Licorice Pizza


When Gary Valentine (newcomer Cooper Hoffman, son of Philip Seymour) catches sight of his high school yearbook photographer’s assistant Alana Kane (newcomer Alana Haim), he asks her out to dinner.  Alana, in her early twenties, is astonished by this teenager’s chutzpah, then equally astonished that she actually shows up at the Tail ‘o the Cock restaurant where Gary is, apparently, a regular.  When child actor Gary realizes his career is over, he becomes surprisingly successful with diverse entrepreneurial endeavors, keeping the aimless Alana by his side by becoming her boss in “Licorice Pizza.”


Laura's Review: B+

Writer/director Paul Thomas Anderson ("Boogie Nights," "The Phantom Thread") has created adelightful, loosey goosey romantic comedy based on the childhood misadventures of his friend, Hollywood producer Gary Goetzman, and his own experiences growing up in the San Fernando Valley.  Anyone concerned about the age difference of this romantic couple should note that the film takes place over the course of a couple of years and while the attraction is obvious, it is mostly chaste.  “Licorice Pizza” (the title comes from an area record store chain of the time, although it is not mentioned in the film) charts soul mates navigating the awkward circumstance of a ten year age gap when one is statutory bait set against the very different times of the 1970’s.

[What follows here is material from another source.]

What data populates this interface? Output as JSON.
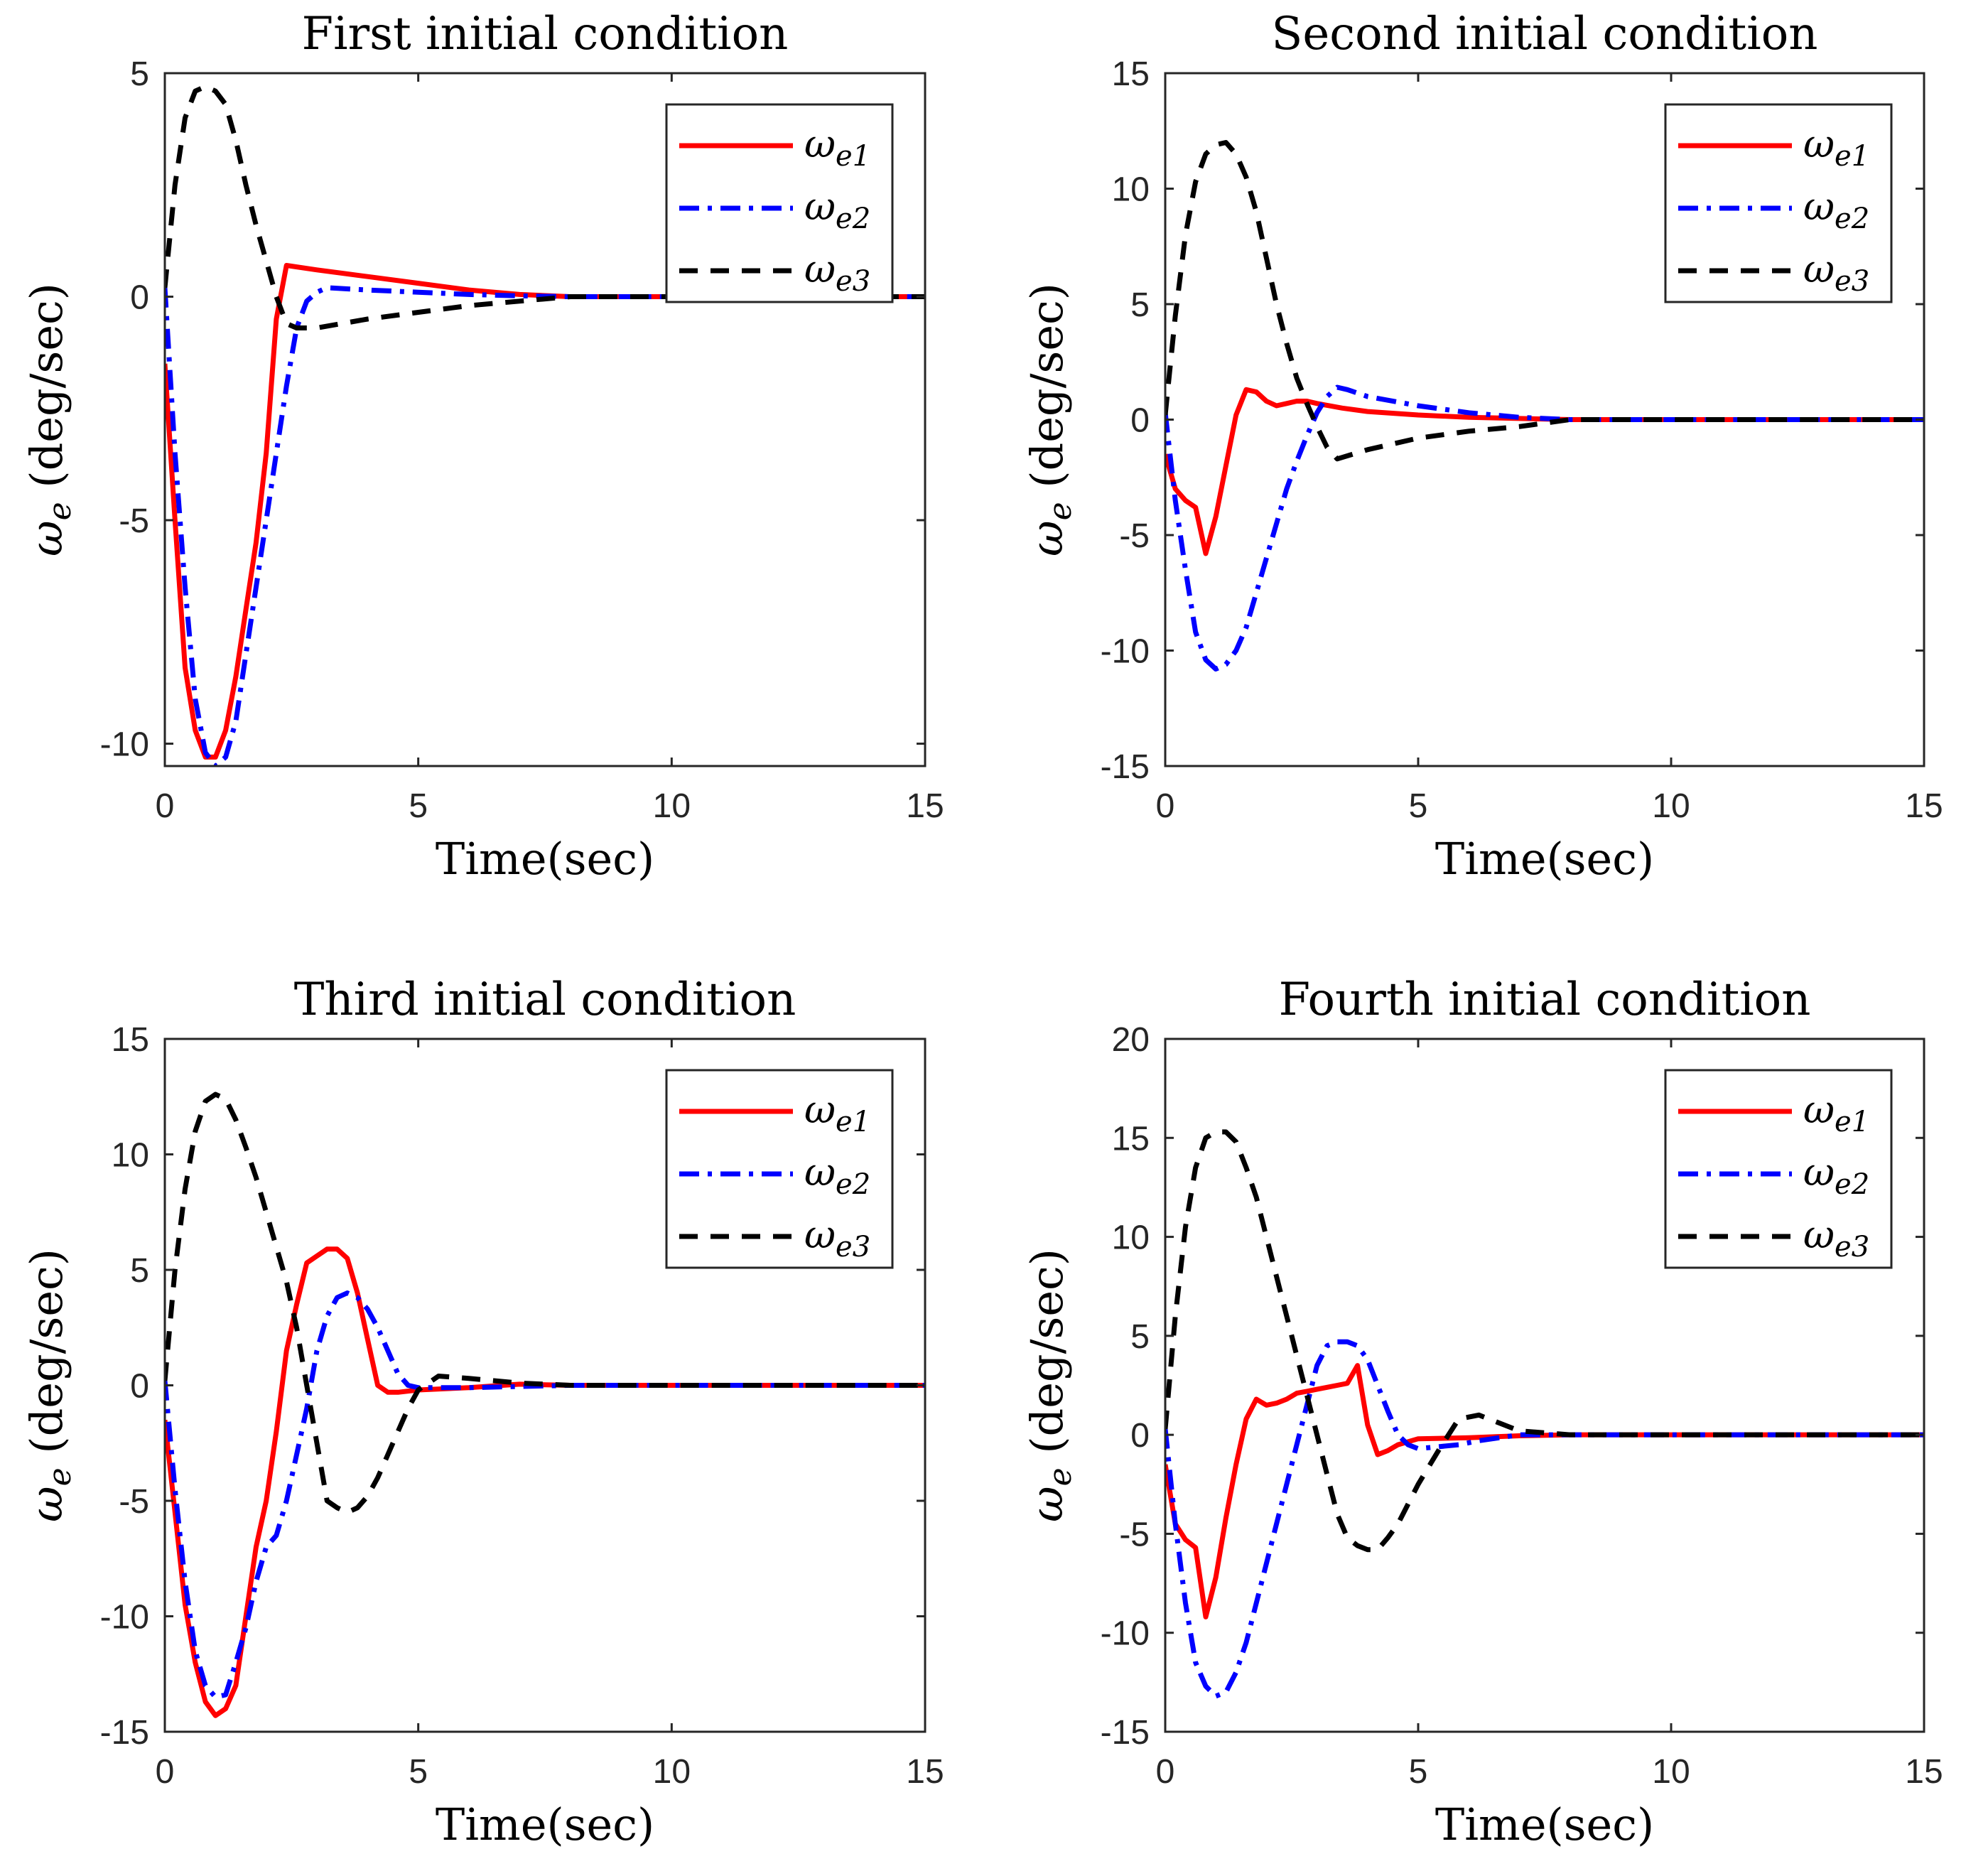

The supremely confident Gary has just starred in "Under One Roof" (referring to “Yours, Mine and Ours” – the film mixes real people and events with slightly modified versions), but he requires a chaperone to accompany him to a NYC promotional gig and his single mother cannot go.  Alana’s thrilled to be asked to go on a free cross country trip, but Gary, whose lewd double entendre during a group interview infuriates Lucy Doolittle (Christine Ebersole as a thinly disguised Lucille Ball), has overplayed his hand as Alana begins dating his older costar Lance Brannigan (Skylar Gisondo).  Throughout the course of the film, this dynamic will swing back and forth, Alana disgruntled when Gary shows interest in a girl his own age.  And yet these two’s support for one another is rock solid, Anderson displaying each one’s concern in a series of scenes that has one running to the other’s rescue.

The film is episodic, jumping across varying lengths of time.  Back in California, Gary gets a booth at a Teen Pop expo, but is arrested for murder in a case of mistaken identify (watch for John C. Reilly as Herman Munster).  He gets Alana an interview with his agent (Harriet Sansom Harris, TV's 'Desperate Housewives,' in the film’s funniest supporting turn), which eventually ends up with her being courted by Jack Holden (Sean Penn, doing a surprisingly good take on William Holden) at that same Tail ‘o the Cock, Gary smoldering with fury in another booth.  But when director Rex Blau (Tom Waits) cooks up a weird motorcycle stunt at an adjacent golf course, Gary’s there when Alana flies off the back of Jack’s bike.  Alana will work for Gary’s booming waterbed business, culminating in an outrageous run-in with coked up customer Jon Peters (Bradley Cooper) and driving backwards down a narrow, twisty road in a manual shift moving van (Haim actually did most of this!).

While Gary and Alana are ten years apart in age, their emotional maturity is about equal, so it is telling that their paths diverge after Alana witnesses Gary and his buddies pantomiming sex acts with a gas can, an uncharacteristic lapse into juvenile behavior.  She volunteers for mayoral candidate Joel Wachs (Benny Safdie) while Gary transforms his waterbed store, his business deep-sixed by the gasoline crisis, into a pinball arcade.  Alana thrills to an invitation to join Joel for drinks, only to learn something hidden about his private life, and, in comforting his bereft lover, finds insight into her own love life.

“Licorice Pizza” is a humorous and loving look at a very particular time and place, one that is distinctly politically incorrect (Gary’s PR client, Asian restaurateur Jerry Frick (John Michael Higgins), competes with “Breakfast at Tiffany’s” Mickey Rooney in indulging in cringe worthy Asian stereotypes while Gary’s agent calls Alana an ‘English pit bull with sex appeal and a very Jewish nose’).  The clothes, the cars, and the businesses will give boomers a real nostalgia trip, the production meticulously crafted.  Anderson, who’s directed a number of music videos for Alana and her sisters’ band Haim (her whole family is cast here as her family), has taken a big leap of faith resting his film on the shoulders of two unknowns and it’s paid off in spades.  Hoffman’s open geniality and confidence make it perfectly plausible that he’d attract an older woman despite his pimples.  Haim makes her character’s flightiness appealing, her fits of exasperation amusing in her utterly natural debut.  “Licorice Pizza” may not be as tightly tuned as Anderson’s best works, but even while he’s having fun, the filmmaker exhibits a deep understanding of human nature.



MGM/UA opens "Licorice Pizza" in select theaters on 11/14/21 and 12/17/21 before opening wide on Christmas Day.